REPUBLIKA.CO.ID, SEOUL -- Pejabat pemerintah Korea Selatan pada Ahad (24/3/2024) mengatakan pengunduran diri masal para profesor kedokteran dan pengurangan perawatan pasien yang dimulai pada pekan depan dikhawatirkan akan memperburuk layanan kesehatan di Korea Selatan.
Dewan Profesor Sekolah Kedokteran Nasional mencatat bahwa para profesor sekolah kedokteran di seluruh negeri akan mulai mengajukan pengunduran diri pada Senin (25/3/2024) dan akan mengurangi jam kerja tiap pekan menjadi 52 jam dengan menyesuaikan operasi dan perawatan medis lainnya.
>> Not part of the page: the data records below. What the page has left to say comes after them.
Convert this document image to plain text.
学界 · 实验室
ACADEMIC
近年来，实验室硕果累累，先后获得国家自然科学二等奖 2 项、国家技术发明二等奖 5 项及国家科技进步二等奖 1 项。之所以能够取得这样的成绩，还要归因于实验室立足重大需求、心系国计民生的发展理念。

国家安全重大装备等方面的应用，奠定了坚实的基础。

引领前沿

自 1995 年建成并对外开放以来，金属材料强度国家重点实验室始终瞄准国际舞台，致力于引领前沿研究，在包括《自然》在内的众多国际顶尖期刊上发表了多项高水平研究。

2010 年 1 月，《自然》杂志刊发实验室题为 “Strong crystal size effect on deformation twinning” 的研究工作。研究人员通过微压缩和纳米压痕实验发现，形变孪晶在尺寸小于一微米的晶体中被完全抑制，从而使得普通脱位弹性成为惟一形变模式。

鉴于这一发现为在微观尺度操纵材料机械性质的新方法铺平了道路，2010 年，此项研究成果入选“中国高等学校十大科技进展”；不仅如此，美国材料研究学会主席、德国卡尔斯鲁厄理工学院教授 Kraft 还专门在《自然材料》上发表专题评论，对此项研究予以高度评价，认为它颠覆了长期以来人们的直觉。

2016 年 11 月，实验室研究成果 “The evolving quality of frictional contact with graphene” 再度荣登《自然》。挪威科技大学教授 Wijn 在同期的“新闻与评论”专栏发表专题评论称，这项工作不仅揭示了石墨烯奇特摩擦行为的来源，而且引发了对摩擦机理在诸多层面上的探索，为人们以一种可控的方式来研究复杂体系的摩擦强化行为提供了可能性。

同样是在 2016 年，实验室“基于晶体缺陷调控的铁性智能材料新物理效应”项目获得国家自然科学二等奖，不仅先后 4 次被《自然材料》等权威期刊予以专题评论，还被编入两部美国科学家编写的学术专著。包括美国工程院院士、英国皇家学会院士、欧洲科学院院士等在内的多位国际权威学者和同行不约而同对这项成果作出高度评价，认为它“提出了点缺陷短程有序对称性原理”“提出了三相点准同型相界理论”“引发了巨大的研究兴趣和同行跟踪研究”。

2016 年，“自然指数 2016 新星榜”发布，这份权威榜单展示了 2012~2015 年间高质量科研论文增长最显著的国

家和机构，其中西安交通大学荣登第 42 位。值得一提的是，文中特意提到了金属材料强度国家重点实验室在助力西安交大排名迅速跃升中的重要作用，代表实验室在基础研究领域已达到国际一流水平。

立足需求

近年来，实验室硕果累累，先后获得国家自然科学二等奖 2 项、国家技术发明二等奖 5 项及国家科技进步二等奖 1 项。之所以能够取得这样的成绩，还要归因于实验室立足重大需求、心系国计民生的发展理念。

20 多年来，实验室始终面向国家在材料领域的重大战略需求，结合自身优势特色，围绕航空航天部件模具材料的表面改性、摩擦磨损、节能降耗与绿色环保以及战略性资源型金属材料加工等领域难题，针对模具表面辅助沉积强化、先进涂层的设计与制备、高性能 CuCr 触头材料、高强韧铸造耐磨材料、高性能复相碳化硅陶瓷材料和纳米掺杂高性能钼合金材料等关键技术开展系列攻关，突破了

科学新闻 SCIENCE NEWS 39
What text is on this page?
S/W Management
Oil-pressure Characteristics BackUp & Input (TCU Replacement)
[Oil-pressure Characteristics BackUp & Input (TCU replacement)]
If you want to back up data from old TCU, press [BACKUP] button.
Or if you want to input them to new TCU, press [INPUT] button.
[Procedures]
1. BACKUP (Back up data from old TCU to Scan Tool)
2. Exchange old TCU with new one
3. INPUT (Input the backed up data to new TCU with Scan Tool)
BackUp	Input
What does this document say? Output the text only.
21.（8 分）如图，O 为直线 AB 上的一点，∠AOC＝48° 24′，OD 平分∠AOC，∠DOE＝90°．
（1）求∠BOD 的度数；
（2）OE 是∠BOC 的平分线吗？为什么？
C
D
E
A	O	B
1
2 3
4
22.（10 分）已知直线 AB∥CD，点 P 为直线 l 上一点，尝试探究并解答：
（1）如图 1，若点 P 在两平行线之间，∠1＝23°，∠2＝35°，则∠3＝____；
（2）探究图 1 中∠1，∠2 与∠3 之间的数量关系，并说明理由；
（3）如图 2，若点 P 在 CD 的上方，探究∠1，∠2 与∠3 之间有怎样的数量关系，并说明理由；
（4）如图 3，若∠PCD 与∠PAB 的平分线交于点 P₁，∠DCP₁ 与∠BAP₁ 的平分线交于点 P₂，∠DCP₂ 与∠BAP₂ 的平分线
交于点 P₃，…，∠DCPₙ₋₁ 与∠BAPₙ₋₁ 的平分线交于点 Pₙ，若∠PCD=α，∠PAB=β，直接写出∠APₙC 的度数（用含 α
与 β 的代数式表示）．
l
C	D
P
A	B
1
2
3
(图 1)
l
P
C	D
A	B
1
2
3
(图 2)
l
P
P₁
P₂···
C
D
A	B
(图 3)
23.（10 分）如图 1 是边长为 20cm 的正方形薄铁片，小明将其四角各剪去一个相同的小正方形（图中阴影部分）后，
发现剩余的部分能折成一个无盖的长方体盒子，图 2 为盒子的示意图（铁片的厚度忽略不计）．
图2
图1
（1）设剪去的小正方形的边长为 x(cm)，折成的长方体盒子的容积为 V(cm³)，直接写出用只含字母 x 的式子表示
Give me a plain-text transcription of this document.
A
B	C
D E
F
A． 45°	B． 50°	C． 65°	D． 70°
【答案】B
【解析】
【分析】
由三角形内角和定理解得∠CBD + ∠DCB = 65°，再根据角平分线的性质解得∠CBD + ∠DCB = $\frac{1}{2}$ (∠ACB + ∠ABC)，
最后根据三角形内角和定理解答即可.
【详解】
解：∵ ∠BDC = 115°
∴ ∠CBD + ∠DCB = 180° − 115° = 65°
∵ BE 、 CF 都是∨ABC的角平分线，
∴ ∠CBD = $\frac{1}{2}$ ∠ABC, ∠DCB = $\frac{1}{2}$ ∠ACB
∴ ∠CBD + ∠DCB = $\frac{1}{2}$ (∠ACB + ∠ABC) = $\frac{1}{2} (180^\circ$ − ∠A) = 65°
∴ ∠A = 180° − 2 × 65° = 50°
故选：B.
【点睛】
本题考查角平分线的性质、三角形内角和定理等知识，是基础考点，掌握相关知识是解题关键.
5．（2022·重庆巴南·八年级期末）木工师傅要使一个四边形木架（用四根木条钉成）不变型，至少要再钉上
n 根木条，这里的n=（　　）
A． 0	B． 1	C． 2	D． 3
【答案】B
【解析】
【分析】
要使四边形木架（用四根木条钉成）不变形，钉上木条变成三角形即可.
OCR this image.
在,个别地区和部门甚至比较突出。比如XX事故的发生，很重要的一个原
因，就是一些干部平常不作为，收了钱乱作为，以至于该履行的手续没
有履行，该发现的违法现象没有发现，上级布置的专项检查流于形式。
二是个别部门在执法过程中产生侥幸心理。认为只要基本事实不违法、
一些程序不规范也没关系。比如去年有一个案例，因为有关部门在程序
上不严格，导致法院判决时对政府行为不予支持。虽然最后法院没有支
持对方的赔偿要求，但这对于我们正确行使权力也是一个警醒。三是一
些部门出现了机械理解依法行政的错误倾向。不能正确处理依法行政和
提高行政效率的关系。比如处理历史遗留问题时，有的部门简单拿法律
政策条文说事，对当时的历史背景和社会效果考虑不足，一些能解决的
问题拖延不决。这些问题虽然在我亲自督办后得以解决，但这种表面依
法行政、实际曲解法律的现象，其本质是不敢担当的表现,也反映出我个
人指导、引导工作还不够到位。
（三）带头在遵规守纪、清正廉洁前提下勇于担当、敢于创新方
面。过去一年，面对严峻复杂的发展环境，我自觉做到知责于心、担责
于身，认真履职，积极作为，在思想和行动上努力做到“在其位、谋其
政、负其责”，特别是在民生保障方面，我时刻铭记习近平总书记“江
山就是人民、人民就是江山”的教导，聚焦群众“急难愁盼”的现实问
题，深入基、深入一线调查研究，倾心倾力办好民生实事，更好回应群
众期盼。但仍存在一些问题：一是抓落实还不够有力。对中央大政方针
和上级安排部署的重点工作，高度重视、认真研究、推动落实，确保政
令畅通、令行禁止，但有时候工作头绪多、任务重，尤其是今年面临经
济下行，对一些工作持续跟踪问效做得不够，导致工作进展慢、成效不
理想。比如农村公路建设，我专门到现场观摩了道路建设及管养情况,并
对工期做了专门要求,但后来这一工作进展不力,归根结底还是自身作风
Mulai 1 April 2024, profesor kedokteran juga akan meminimalkan layanan medis bagi pasien rawat jalan agar fokus pada pasien yang sakit parah dan perawatan pasien darurat. Sementara itu, lebih dari 90 persen dari 13 ribu dokter yang menjalani pelatihan di negara tersebut telah melakukan pemogokan selama sekitar satu bulan dan melakukan pengunduran diri massal untuk memprotes keputusan pemerintah untuk meningkatkan kuota pendaftaran sekolah kedokteran sebesar 2.000 kursi dari saat ini 3.058 kursi.
Di sisi lain, pemerintah berencana untuk segera menangguhkan izin bagi para dokter pelatihan yang mogok kerja. Menteri Kesehatan Korea Selatan Cho Kyoo-hong turut menyuarakan keprihatinan mendalam atas rencana pengunduran diri para profesor kedokteran dan meminta untuk berpihak pada pasien.
“Pemerintah akan lebih memperkuat sistem tanggap medis darurat untuk meminimalkan gangguan terhadap layanan medis yang disebabkan oleh tindakan kolektif,” kata Menteri Cho. Pemerintah Korea Selatan telah menegaskan bahwa rencana peningkatan jumlah mahasiswa kedokteran sebanyak 2.000 orang bukanlah hal yang perlu dinegosiasikan dan pemerintah berjanji akan mengambil tindakan sesuai dengan hukum dan prinsip.
Tindakan tersebut dimulai dengan mengambil langkah-langkah administratif untuk menangguhkan izin para dokter yang melakukan mogok kerja karena melewatkan tenggat waktu yang ditetapkan pemerintah untuk kembali bekerja pada akhir bulan lalu. Penangguhan tersebut akan mulai berlaku pada Selasa (26/3/2014) mendatang bagi beberapa dokter.
Berdasarkan undang-undang kedokteran Korea Selatan, dokter yang menolak perintah negara untuk kembali bekerja dapat menghadapi skorsing minimal tiga bulan, serta dakwaan dari jaksa. Sebelumnya sebuah asosiasi pasien sakit kritis telah mendesak pemerintah untuk memberikan solusi praktis dan meminta para dokter untuk menahan diri dengan mengatakan bahwa pemogokan oleh para profesor dalam situasi saat ini sama dengan hukuman mati bagi pasien.